Sound use of multiple dispatch?

Is the code below a sound use of multiple dispatch?
Are there cleaner or more sound ways to the same?

using StaticArrays

const Point1D = SVector{1,Float64}
const Point2D = SVector{2,Float64}

" Generates a one-dimensional uniform mesh "
function genMesh(N;a=Point1D(0.),b=Point1D(1.))
    if (a.x>=b.x)
        ErrorException("Wrong input")
    else 
        mesh = [a + (i-1)*(b-a)/N for i=1:N+1]
    end 
end 

" Generates a two-dimensional uniform mesh "
function genMesh(N,a::Point2D,b::Point2D)
    if ((a.x>=b.x)||(a.y>=b.y))
        ErrorException("Wrong input")
    else         
        mesh = [Point2D(a.x + (i-1)*(b.x-a.x)/N, b.y + (j-1)*(b.y-a.y)/N) for i=1:N+1,j=1:N+1]
    end 
end

with output

# Generate a one-dimensional mesh with 5 intervals  
mesh = genMesh(5)

and

# Generate a two-dimensional mesh with 5 intervals  
mesh = genMesh(10,Point2D(0,0.),Point2D(1.,1.))

Thanks.

If you remove the semicolon in the argument list of the first method, e.g.
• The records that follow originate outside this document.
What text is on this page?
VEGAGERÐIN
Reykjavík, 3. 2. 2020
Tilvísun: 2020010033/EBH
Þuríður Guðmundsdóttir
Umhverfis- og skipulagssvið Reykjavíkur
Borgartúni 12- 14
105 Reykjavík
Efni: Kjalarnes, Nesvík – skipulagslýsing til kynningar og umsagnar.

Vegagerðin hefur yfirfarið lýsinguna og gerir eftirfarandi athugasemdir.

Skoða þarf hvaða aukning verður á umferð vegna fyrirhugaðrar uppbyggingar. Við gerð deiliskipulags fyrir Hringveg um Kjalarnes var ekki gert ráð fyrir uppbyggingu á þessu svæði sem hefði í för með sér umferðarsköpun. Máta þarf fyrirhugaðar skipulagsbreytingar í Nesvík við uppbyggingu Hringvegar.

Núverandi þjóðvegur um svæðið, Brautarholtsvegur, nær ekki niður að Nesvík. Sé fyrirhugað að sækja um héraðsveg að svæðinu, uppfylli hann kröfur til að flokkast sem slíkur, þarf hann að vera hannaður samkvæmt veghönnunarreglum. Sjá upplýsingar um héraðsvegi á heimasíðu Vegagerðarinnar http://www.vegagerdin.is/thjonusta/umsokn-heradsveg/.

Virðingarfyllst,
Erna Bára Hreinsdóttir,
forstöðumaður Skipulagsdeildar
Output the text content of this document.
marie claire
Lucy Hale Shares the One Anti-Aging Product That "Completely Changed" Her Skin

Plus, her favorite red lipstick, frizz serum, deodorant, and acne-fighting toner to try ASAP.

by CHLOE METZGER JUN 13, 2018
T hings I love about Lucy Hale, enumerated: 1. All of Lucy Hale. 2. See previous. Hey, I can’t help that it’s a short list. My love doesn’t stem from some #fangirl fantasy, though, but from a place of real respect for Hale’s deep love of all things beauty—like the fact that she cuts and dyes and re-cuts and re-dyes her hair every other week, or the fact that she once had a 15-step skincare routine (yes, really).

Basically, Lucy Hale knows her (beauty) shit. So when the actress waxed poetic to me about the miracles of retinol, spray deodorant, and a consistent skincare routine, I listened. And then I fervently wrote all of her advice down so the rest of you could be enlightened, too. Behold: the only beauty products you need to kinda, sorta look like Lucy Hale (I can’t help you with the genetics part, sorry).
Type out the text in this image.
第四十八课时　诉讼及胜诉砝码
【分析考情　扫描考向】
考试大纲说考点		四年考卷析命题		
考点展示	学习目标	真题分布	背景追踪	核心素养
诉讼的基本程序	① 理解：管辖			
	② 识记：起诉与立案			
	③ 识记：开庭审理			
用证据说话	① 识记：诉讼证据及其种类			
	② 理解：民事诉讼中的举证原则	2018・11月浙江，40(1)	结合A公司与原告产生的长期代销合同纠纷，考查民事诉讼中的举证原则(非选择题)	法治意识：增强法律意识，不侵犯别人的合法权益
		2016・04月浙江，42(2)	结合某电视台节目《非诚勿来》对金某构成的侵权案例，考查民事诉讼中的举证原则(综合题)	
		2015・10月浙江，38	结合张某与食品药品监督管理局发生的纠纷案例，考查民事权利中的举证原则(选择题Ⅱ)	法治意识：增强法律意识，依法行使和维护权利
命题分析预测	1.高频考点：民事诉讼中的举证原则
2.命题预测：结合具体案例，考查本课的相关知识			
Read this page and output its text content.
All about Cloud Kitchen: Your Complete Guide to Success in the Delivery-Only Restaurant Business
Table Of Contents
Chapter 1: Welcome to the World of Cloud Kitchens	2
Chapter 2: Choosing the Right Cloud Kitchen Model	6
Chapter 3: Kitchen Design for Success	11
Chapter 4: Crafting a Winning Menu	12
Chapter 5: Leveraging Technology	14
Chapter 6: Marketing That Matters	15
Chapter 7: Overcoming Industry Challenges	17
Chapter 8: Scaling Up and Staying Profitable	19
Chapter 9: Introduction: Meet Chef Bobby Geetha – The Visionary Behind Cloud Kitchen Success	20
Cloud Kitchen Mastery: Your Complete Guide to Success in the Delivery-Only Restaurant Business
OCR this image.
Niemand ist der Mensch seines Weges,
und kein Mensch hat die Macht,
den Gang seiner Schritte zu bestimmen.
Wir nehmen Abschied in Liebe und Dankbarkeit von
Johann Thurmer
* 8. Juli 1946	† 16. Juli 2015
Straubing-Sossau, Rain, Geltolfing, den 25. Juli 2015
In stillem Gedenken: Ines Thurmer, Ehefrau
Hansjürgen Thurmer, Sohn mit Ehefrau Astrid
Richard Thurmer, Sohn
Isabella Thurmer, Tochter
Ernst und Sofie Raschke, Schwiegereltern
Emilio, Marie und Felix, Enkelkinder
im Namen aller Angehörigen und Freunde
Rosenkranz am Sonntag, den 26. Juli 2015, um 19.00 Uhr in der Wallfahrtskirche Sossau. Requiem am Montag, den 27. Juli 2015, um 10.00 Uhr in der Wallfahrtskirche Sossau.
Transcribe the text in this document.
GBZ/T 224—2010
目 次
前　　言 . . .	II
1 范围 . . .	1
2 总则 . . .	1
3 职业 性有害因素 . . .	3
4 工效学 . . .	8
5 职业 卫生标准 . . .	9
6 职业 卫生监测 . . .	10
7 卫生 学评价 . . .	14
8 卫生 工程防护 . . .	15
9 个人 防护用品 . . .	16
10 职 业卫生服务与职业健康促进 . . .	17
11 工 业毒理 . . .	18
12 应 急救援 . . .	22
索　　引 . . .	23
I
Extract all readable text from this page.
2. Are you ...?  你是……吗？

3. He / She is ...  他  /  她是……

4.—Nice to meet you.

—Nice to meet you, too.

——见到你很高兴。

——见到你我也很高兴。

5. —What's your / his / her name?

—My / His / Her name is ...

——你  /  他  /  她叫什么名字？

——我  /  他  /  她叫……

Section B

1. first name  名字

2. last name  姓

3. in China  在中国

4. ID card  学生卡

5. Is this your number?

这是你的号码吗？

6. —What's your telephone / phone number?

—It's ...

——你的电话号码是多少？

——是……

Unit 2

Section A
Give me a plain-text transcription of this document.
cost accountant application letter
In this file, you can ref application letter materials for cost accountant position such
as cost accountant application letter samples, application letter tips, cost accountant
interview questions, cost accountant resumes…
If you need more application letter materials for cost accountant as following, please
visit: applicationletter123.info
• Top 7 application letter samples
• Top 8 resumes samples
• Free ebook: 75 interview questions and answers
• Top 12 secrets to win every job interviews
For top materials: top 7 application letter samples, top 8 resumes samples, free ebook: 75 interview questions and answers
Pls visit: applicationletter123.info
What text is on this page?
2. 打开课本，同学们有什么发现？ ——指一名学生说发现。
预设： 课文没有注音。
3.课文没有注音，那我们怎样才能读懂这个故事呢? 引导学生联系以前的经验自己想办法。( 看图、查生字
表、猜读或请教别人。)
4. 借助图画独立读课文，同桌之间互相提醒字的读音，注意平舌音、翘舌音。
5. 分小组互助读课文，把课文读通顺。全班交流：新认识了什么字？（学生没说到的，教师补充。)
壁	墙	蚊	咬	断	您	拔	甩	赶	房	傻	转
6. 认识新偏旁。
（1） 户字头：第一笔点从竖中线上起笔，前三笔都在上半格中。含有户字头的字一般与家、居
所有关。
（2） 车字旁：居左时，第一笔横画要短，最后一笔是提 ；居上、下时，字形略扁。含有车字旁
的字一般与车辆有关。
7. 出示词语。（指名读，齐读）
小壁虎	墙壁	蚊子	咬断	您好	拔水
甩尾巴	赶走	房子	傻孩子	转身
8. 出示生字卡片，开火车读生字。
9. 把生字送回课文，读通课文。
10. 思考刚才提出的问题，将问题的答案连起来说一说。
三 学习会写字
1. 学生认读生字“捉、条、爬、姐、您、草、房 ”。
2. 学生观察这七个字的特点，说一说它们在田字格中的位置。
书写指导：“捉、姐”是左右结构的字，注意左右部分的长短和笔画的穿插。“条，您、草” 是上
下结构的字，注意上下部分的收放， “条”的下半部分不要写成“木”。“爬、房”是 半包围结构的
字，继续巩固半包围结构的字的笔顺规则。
function genMesh(N,a=Point1D(0.),b=Point1D(1.))

then yes. The reason is that Julia does not dispatch on keyword arguments.

3 Likes

I have a hunch this method is also intended to annotate a::Point1D = Point1D(0.), b::Point1D = Point1D(1.). Default values don’t annotate arguments so the first method is genMesh(N::Any, a::Any, b::Any), which allows unsupported inputs to end up at that method instead of throwing a MethodError.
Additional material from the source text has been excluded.